Bereits zu den Klimastreiks vor vier Wochen hatte Kultusminister Lorz sich geäußert: „Das Engagement der Schüler für den Klimaschutz rechtfertigt nicht das Fernbleiben vom Unterricht“, erklärte Kultusminister Prof. Dr. R. Alexander Lorz heute im Hessischen Landtag anlässlich einer aktuellen Stunde zu den freitäglichen Schülerdemonstrationen. Er habe großen Respekt vor dem politischen Engagement von Schülerinnen und Schülern. Und sicherlich hätten die Demonstrationen „Fridays for Future“ und die Tatsache, dass diese während der Unterrichtszeit stattfanden, eine große und vielleicht genau deshalb größere mediale Aufmerksamkeit auf sich gezogen.
Insofern können wir feststellen: „Ziel erreicht!“ Doch dabei handele es sich um einen kalkulierten Regelverstoß, dessen Konsequenzen auch zu tragen seien. […] Gleichzeitig plädierte Lorz für eine Portion Gelassenheit. Er vertraue voll und ganz auf die pädagogische Erfahrung der Schulleitungen und Lehrkräfte, mit Fingerspitzengefühl zu reagieren. Die Schülerinnen und Schüler müssten nicht sofort mit der ganzen Härte aller Sanktionen rechnen.”

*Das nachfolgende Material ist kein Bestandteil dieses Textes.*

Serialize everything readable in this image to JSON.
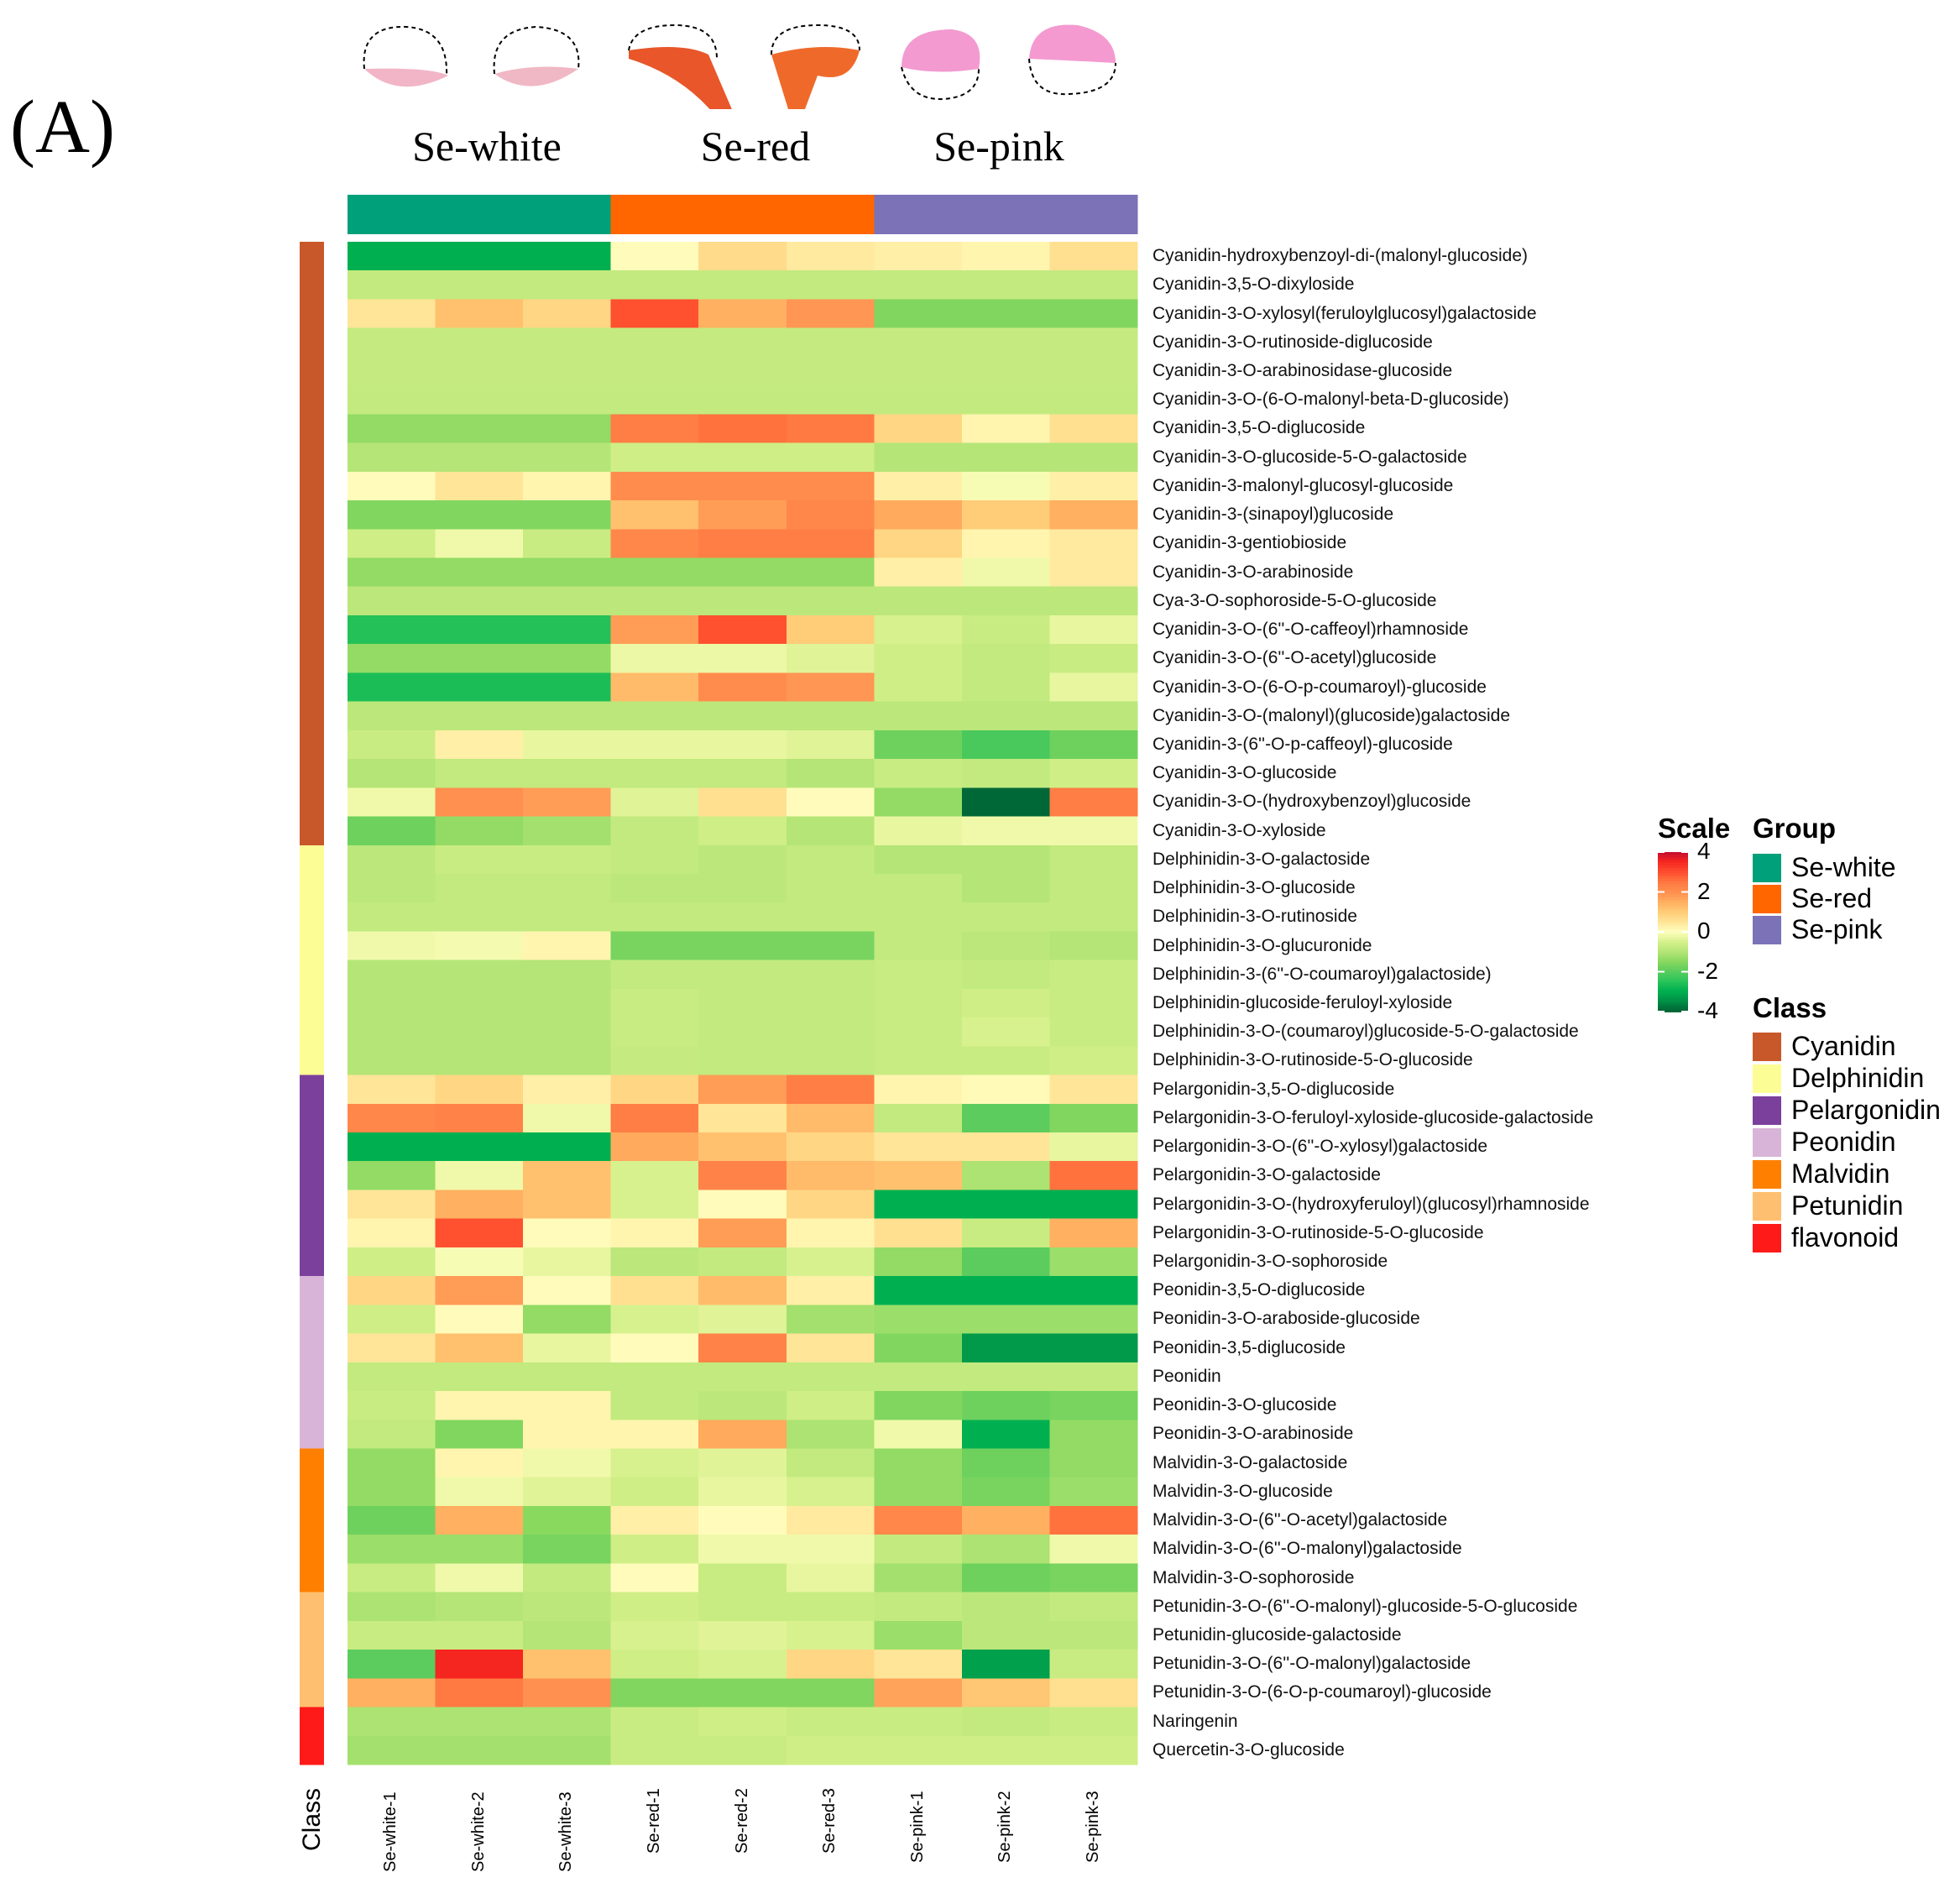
{
  "panel_label": "(A)",
  "chart_data": {
    "type": "heatmap",
    "groups": [
      {
        "name": "Se-white",
        "color": "#00a07a"
      },
      {
        "name": "Se-red",
        "color": "#ff6600"
      },
      {
        "name": "Se-pink",
        "color": "#7b72b8"
      }
    ],
    "columns": [
      "Se-white-1",
      "Se-white-2",
      "Se-white-3",
      "Se-red-1",
      "Se-red-2",
      "Se-red-3",
      "Se-pink-1",
      "Se-pink-2",
      "Se-pink-3"
    ],
    "column_groups": [
      0,
      0,
      0,
      1,
      1,
      1,
      2,
      2,
      2
    ],
    "classes": [
      {
        "name": "Cyanidin",
        "color": "#c8582a"
      },
      {
        "name": "Delphinidin",
        "color": "#fdfd96"
      },
      {
        "name": "Pelargonidin",
        "color": "#7b3f9c"
      },
      {
        "name": "Peonidin",
        "color": "#d8b4d8"
      },
      {
        "name": "Malvidin",
        "color": "#ff8000"
      },
      {
        "name": "Petunidin",
        "color": "#ffbf70"
      },
      {
        "name": "flavonoid",
        "color": "#ff1a1a"
      }
    ],
    "class_axis_label": "Class",
    "scale_title": "Scale",
    "group_title": "Group",
    "class_title": "Class",
    "scale_ticks": [
      4,
      2,
      0,
      -2,
      -4
    ],
    "zlim": [
      -4,
      4
    ],
    "color_stops": [
      [
        -4,
        "#006837"
      ],
      [
        -3.4,
        "#009a4a"
      ],
      [
        -3,
        "#00b050"
      ],
      [
        -2.5,
        "#2cc55a"
      ],
      [
        -2,
        "#5ccc5e"
      ],
      [
        -1.5,
        "#8ad95f"
      ],
      [
        -1,
        "#b5e577"
      ],
      [
        -0.6,
        "#cfee86"
      ],
      [
        -0.3,
        "#e8f6a0"
      ],
      [
        0,
        "#ffffbf"
      ],
      [
        0.5,
        "#ffe597"
      ],
      [
        1,
        "#ffcc78"
      ],
      [
        1.5,
        "#ffb060"
      ],
      [
        2,
        "#ff9050"
      ],
      [
        2.5,
        "#ff7a42"
      ],
      [
        3,
        "#ff5030"
      ],
      [
        3.6,
        "#f52520"
      ],
      [
        4,
        "#c8102e"
      ]
    ],
    "rows": [
      {
        "name": "Cyanidin-hydroxybenzoyl-di-(malonyl-glucoside)",
        "class": 0,
        "values": [
          -3,
          -3,
          -3,
          0.05,
          0.7,
          0.4,
          0.3,
          0.2,
          0.6
        ]
      },
      {
        "name": "Cyanidin-3,5-O-dixyloside",
        "class": 0,
        "values": [
          -0.8,
          -0.8,
          -0.8,
          -0.8,
          -0.8,
          -0.8,
          -0.8,
          -0.8,
          -0.8
        ]
      },
      {
        "name": "Cyanidin-3-O-xylosyl(feruloylglucosyl)galactoside",
        "class": 0,
        "values": [
          0.5,
          1.2,
          0.8,
          3.0,
          1.5,
          1.9,
          -1.6,
          -1.6,
          -1.6
        ]
      },
      {
        "name": "Cyanidin-3-O-rutinoside-diglucoside",
        "class": 0,
        "values": [
          -0.75,
          -0.75,
          -0.75,
          -0.75,
          -0.75,
          -0.75,
          -0.75,
          -0.75,
          -0.75
        ]
      },
      {
        "name": "Cyanidin-3-O-arabinosidase-glucoside",
        "class": 0,
        "values": [
          -0.75,
          -0.75,
          -0.75,
          -0.75,
          -0.75,
          -0.75,
          -0.75,
          -0.75,
          -0.75
        ]
      },
      {
        "name": "Cyanidin-3-O-(6-O-malonyl-beta-D-glucoside)",
        "class": 0,
        "values": [
          -0.8,
          -0.8,
          -0.8,
          -0.8,
          -0.8,
          -0.8,
          -0.8,
          -0.8,
          -0.8
        ]
      },
      {
        "name": "Cyanidin-3,5-O-diglucoside",
        "class": 0,
        "values": [
          -1.4,
          -1.4,
          -1.4,
          2.4,
          2.6,
          2.5,
          0.8,
          0.2,
          0.6
        ]
      },
      {
        "name": "Cyanidin-3-O-glucoside-5-O-galactoside",
        "class": 0,
        "values": [
          -1.0,
          -1.0,
          -1.0,
          -0.6,
          -0.6,
          -0.6,
          -1.0,
          -1.0,
          -1.0
        ]
      },
      {
        "name": "Cyanidin-3-malonyl-glucosyl-glucoside",
        "class": 0,
        "values": [
          0.05,
          0.5,
          0.2,
          2.1,
          2.1,
          2.1,
          0.3,
          -0.1,
          0.3
        ]
      },
      {
        "name": "Cyanidin-3-(sinapoyl)glucoside",
        "class": 0,
        "values": [
          -1.6,
          -1.6,
          -1.6,
          1.2,
          1.8,
          2.2,
          1.6,
          1.0,
          1.5
        ]
      },
      {
        "name": "Cyanidin-3-gentiobioside",
        "class": 0,
        "values": [
          -0.6,
          -0.2,
          -0.7,
          2.2,
          2.4,
          2.4,
          0.8,
          0.2,
          0.4
        ]
      },
      {
        "name": "Cyanidin-3-O-arabinoside",
        "class": 0,
        "values": [
          -1.4,
          -1.4,
          -1.4,
          -1.4,
          -1.4,
          -1.4,
          0.3,
          -0.2,
          0.4
        ]
      },
      {
        "name": "Cya-3-O-sophoroside-5-O-glucoside",
        "class": 0,
        "values": [
          -0.9,
          -0.9,
          -0.9,
          -0.9,
          -0.9,
          -0.9,
          -0.9,
          -0.9,
          -0.9
        ]
      },
      {
        "name": "Cyanidin-3-O-(6''-O-caffeoyl)rhamnoside",
        "class": 0,
        "values": [
          -2.6,
          -2.6,
          -2.6,
          1.8,
          3.0,
          1.0,
          -0.5,
          -0.7,
          -0.3
        ]
      },
      {
        "name": "Cyanidin-3-O-(6''-O-acetyl)glucoside",
        "class": 0,
        "values": [
          -1.4,
          -1.4,
          -1.4,
          -0.25,
          -0.25,
          -0.4,
          -0.6,
          -0.8,
          -0.7
        ]
      },
      {
        "name": "Cyanidin-3-O-(6-O-p-coumaroyl)-glucoside",
        "class": 0,
        "values": [
          -2.7,
          -2.7,
          -2.7,
          1.3,
          2.1,
          1.9,
          -0.6,
          -0.8,
          -0.3
        ]
      },
      {
        "name": "Cyanidin-3-O-(malonyl)(glucoside)galactoside",
        "class": 0,
        "values": [
          -0.9,
          -0.9,
          -0.9,
          -0.9,
          -0.9,
          -0.9,
          -0.9,
          -0.9,
          -0.9
        ]
      },
      {
        "name": "Cyanidin-3-(6''-O-p-caffeoyl)-glucoside",
        "class": 0,
        "values": [
          -0.7,
          0.3,
          -0.3,
          -0.3,
          -0.3,
          -0.4,
          -1.8,
          -2.2,
          -1.8
        ]
      },
      {
        "name": "Cyanidin-3-O-glucoside",
        "class": 0,
        "values": [
          -1.0,
          -0.8,
          -0.8,
          -0.8,
          -0.8,
          -1.0,
          -0.7,
          -0.8,
          -0.6
        ]
      },
      {
        "name": "Cyanidin-3-O-(hydroxybenzoyl)glucoside",
        "class": 0,
        "values": [
          -0.2,
          2.0,
          1.8,
          -0.4,
          0.6,
          0.05,
          -1.4,
          -4,
          2.4
        ]
      },
      {
        "name": "Cyanidin-3-O-xyloside",
        "class": 0,
        "values": [
          -1.8,
          -1.4,
          -1.2,
          -0.8,
          -0.6,
          -1.0,
          -0.3,
          -0.2,
          -0.2
        ]
      },
      {
        "name": "Delphinidin-3-O-galactoside",
        "class": 1,
        "values": [
          -0.9,
          -0.7,
          -0.7,
          -0.8,
          -0.9,
          -0.8,
          -1.0,
          -1.0,
          -0.8
        ]
      },
      {
        "name": "Delphinidin-3-O-glucoside",
        "class": 1,
        "values": [
          -0.9,
          -0.8,
          -0.8,
          -0.9,
          -0.9,
          -0.8,
          -0.8,
          -1.0,
          -0.8
        ]
      },
      {
        "name": "Delphinidin-3-O-rutinoside",
        "class": 1,
        "values": [
          -0.8,
          -0.8,
          -0.8,
          -0.8,
          -0.8,
          -0.8,
          -0.8,
          -0.8,
          -0.8
        ]
      },
      {
        "name": "Delphinidin-3-O-glucuronide",
        "class": 1,
        "values": [
          -0.2,
          -0.15,
          0.2,
          -1.7,
          -1.7,
          -1.7,
          -0.8,
          -0.9,
          -1.0
        ]
      },
      {
        "name": "Delphinidin-3-(6''-O-coumaroyl)galactoside)",
        "class": 1,
        "values": [
          -1.0,
          -1.0,
          -1.0,
          -0.8,
          -0.8,
          -0.8,
          -0.7,
          -0.8,
          -0.7
        ]
      },
      {
        "name": "Delphinidin-glucoside-feruloyl-xyloside",
        "class": 1,
        "values": [
          -1.0,
          -1.0,
          -1.0,
          -0.7,
          -0.8,
          -0.8,
          -0.7,
          -0.6,
          -0.7
        ]
      },
      {
        "name": "Delphinidin-3-O-(coumaroyl)glucoside-5-O-galactoside",
        "class": 1,
        "values": [
          -1.0,
          -1.0,
          -1.0,
          -0.7,
          -0.8,
          -0.8,
          -0.7,
          -0.5,
          -0.7
        ]
      },
      {
        "name": "Delphinidin-3-O-rutinoside-5-O-glucoside",
        "class": 1,
        "values": [
          -1.0,
          -1.0,
          -1.0,
          -0.75,
          -0.8,
          -0.8,
          -0.7,
          -0.7,
          -0.6
        ]
      },
      {
        "name": "Pelargonidin-3,5-O-diglucoside",
        "class": 2,
        "values": [
          0.5,
          0.8,
          0.3,
          0.8,
          1.8,
          2.4,
          0.2,
          0.1,
          0.5
        ]
      },
      {
        "name": "Pelargonidin-3-O-feruloyl-xyloside-glucoside-galactoside",
        "class": 2,
        "values": [
          2.2,
          2.3,
          -0.2,
          2.4,
          0.5,
          1.3,
          -0.8,
          -2.0,
          -1.6
        ]
      },
      {
        "name": "Pelargonidin-3-O-(6''-O-xylosyl)galactoside",
        "class": 2,
        "values": [
          -3,
          -3,
          -3,
          1.6,
          1.2,
          0.8,
          0.5,
          0.5,
          -0.3
        ]
      },
      {
        "name": "Pelargonidin-3-O-galactoside",
        "class": 2,
        "values": [
          -1.4,
          -0.2,
          1.2,
          -0.5,
          2.3,
          1.3,
          1.2,
          -1.1,
          2.6
        ]
      },
      {
        "name": "Pelargonidin-3-O-(hydroxyferuloyl)(glucosyl)rhamnoside",
        "class": 2,
        "values": [
          0.5,
          1.5,
          1.2,
          -0.5,
          0.05,
          0.8,
          -3,
          -3,
          -3
        ]
      },
      {
        "name": "Pelargonidin-3-O-rutinoside-5-O-glucoside",
        "class": 2,
        "values": [
          0.2,
          3.0,
          0.05,
          0.2,
          1.8,
          0.2,
          0.6,
          -0.7,
          1.5
        ]
      },
      {
        "name": "Pelargonidin-3-O-sophoroside",
        "class": 2,
        "values": [
          -0.6,
          -0.1,
          -0.3,
          -0.9,
          -0.8,
          -0.5,
          -1.4,
          -2.0,
          -1.3
        ]
      },
      {
        "name": "Peonidin-3,5-O-diglucoside",
        "class": 3,
        "values": [
          0.8,
          1.8,
          0.05,
          0.6,
          1.3,
          0.3,
          -3,
          -3,
          -3
        ]
      },
      {
        "name": "Peonidin-3-O-araboside-glucoside",
        "class": 3,
        "values": [
          -0.6,
          0.05,
          -1.4,
          -0.5,
          -0.4,
          -1.2,
          -1.3,
          -1.3,
          -1.3
        ]
      },
      {
        "name": "Peonidin-3,5-diglucoside",
        "class": 3,
        "values": [
          0.5,
          1.2,
          -0.3,
          0.05,
          2.3,
          0.5,
          -1.6,
          -3.4,
          -3.4
        ]
      },
      {
        "name": "Peonidin",
        "class": 3,
        "values": [
          -0.8,
          -0.8,
          -0.8,
          -0.8,
          -0.8,
          -0.8,
          -0.8,
          -0.8,
          -0.8
        ]
      },
      {
        "name": "Peonidin-3-O-glucoside",
        "class": 3,
        "values": [
          -0.7,
          0.2,
          0.2,
          -0.8,
          -0.9,
          -0.6,
          -1.6,
          -1.8,
          -1.7
        ]
      },
      {
        "name": "Peonidin-3-O-arabinoside",
        "class": 3,
        "values": [
          -0.8,
          -1.6,
          0.2,
          0.2,
          1.6,
          -1.1,
          -0.2,
          -3,
          -1.4
        ]
      },
      {
        "name": "Malvidin-3-O-galactoside",
        "class": 4,
        "values": [
          -1.4,
          0.2,
          -0.2,
          -0.5,
          -0.4,
          -0.8,
          -1.4,
          -1.8,
          -1.4
        ]
      },
      {
        "name": "Malvidin-3-O-glucoside",
        "class": 4,
        "values": [
          -1.4,
          -0.2,
          -0.4,
          -0.6,
          -0.3,
          -0.5,
          -1.4,
          -1.7,
          -1.3
        ]
      },
      {
        "name": "Malvidin-3-O-(6''-O-acetyl)galactoside",
        "class": 4,
        "values": [
          -1.8,
          1.5,
          -1.5,
          0.3,
          0.05,
          0.4,
          2.2,
          1.5,
          2.6
        ]
      },
      {
        "name": "Malvidin-3-O-(6''-O-malonyl)galactoside",
        "class": 4,
        "values": [
          -1.3,
          -1.3,
          -1.7,
          -0.6,
          -0.2,
          -0.2,
          -0.8,
          -1.1,
          -0.2
        ]
      },
      {
        "name": "Malvidin-3-O-sophoroside",
        "class": 4,
        "values": [
          -0.7,
          -0.2,
          -0.8,
          0.05,
          -0.7,
          -0.3,
          -1.2,
          -1.8,
          -1.7
        ]
      },
      {
        "name": "Petunidin-3-O-(6''-O-malonyl)-glucoside-5-O-glucoside",
        "class": 5,
        "values": [
          -1.1,
          -1.0,
          -0.9,
          -0.6,
          -0.7,
          -0.7,
          -0.8,
          -0.9,
          -0.8
        ]
      },
      {
        "name": "Petunidin-glucoside-galactoside",
        "class": 5,
        "values": [
          -0.7,
          -0.7,
          -1.0,
          -0.5,
          -0.4,
          -0.5,
          -1.3,
          -0.9,
          -0.9
        ]
      },
      {
        "name": "Petunidin-3-O-(6''-O-malonyl)galactoside",
        "class": 5,
        "values": [
          -2.0,
          3.6,
          1.2,
          -0.6,
          -0.5,
          0.8,
          0.5,
          -3.3,
          -0.7
        ]
      },
      {
        "name": "Petunidin-3-O-(6-O-p-coumaroyl)-glucoside",
        "class": 5,
        "values": [
          1.5,
          2.5,
          2.0,
          -1.6,
          -1.6,
          -1.6,
          1.7,
          1.1,
          0.6
        ]
      },
      {
        "name": "Naringenin",
        "class": 6,
        "values": [
          -1.1,
          -1.1,
          -1.1,
          -0.7,
          -0.6,
          -0.7,
          -0.7,
          -0.8,
          -0.7
        ]
      },
      {
        "name": "Quercetin-3-O-glucoside",
        "class": 6,
        "values": [
          -1.2,
          -1.2,
          -1.2,
          -0.7,
          -0.7,
          -0.6,
          -0.6,
          -0.6,
          -0.6
        ]
      }
    ]
  }
}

Der Aufschrei in den sozialen Medien und die Berichterstattung über das Fernbleiben vom Unterricht ist vernehmbar. Klagen von Wiesbadener Eltern sind jedenfalls zum Stadtelternbeirat noch nicht vorgedrungen. Dabei ist Unterrichtsausfall sonst eines der am häufigsten von Eltern beklagten Probleme.
Wer sich aber ernsthaft Sorgen um Unterrichtsausfall macht, sollte sich statt mit demonstrierenden Schülern eher mit dem dramatischen Lehrermangel, insbesondere an Grundschulen beschäftigen. – Ein Thema übrigens, das Kultusminister Lorz eher klein redet, während die Landesschülervertretung Daten zu ausgefallenen Schulstunden liefert, die das Kultusministerium nicht mal erheben kann.
Schüler, die – vielleicht sogar in der Schule – gelernt haben, sich politisch engagieren, für ihre Ziele einzutreten und dafür sogar Sanktionen in Kauf nehmen, haben vermutlich mehr für ihr Leben gelernt, als an einem durchschnittlichen Freitagnachmittag in der Schule zu vermitteln gewesen wäre.
Sollte es Schulleiter oder Lehrer geben, die das vom Kultusminister erwartete Fingerspitzengefühl vermissen lassen, werde ich mich gerne für die betroffenen Schüler einsetzen.
David Böhne, StEB Wiesbaden, Vorsitzender“
Fridays for Future klingt doch eigentlich recht neutral in Bezug auf die Teilnehmerklientel, was hält eigentlich die älteren Generationen davon ab, sich an diesen Demonstrationen zu beteiligen, schließlich sind wir alle betroffen.
Es geht immerhin um unser aller Zukunft und die unserer Nachkommen. Hier wäre doch Solidarität in jedem Falle angebracht. Zumindest die nicht oder nicht mehr arbeitende Bevölkerung (Senioren) könnte sich diese Zeit nehmen, ohne mit Konsequenzen zu rechnen.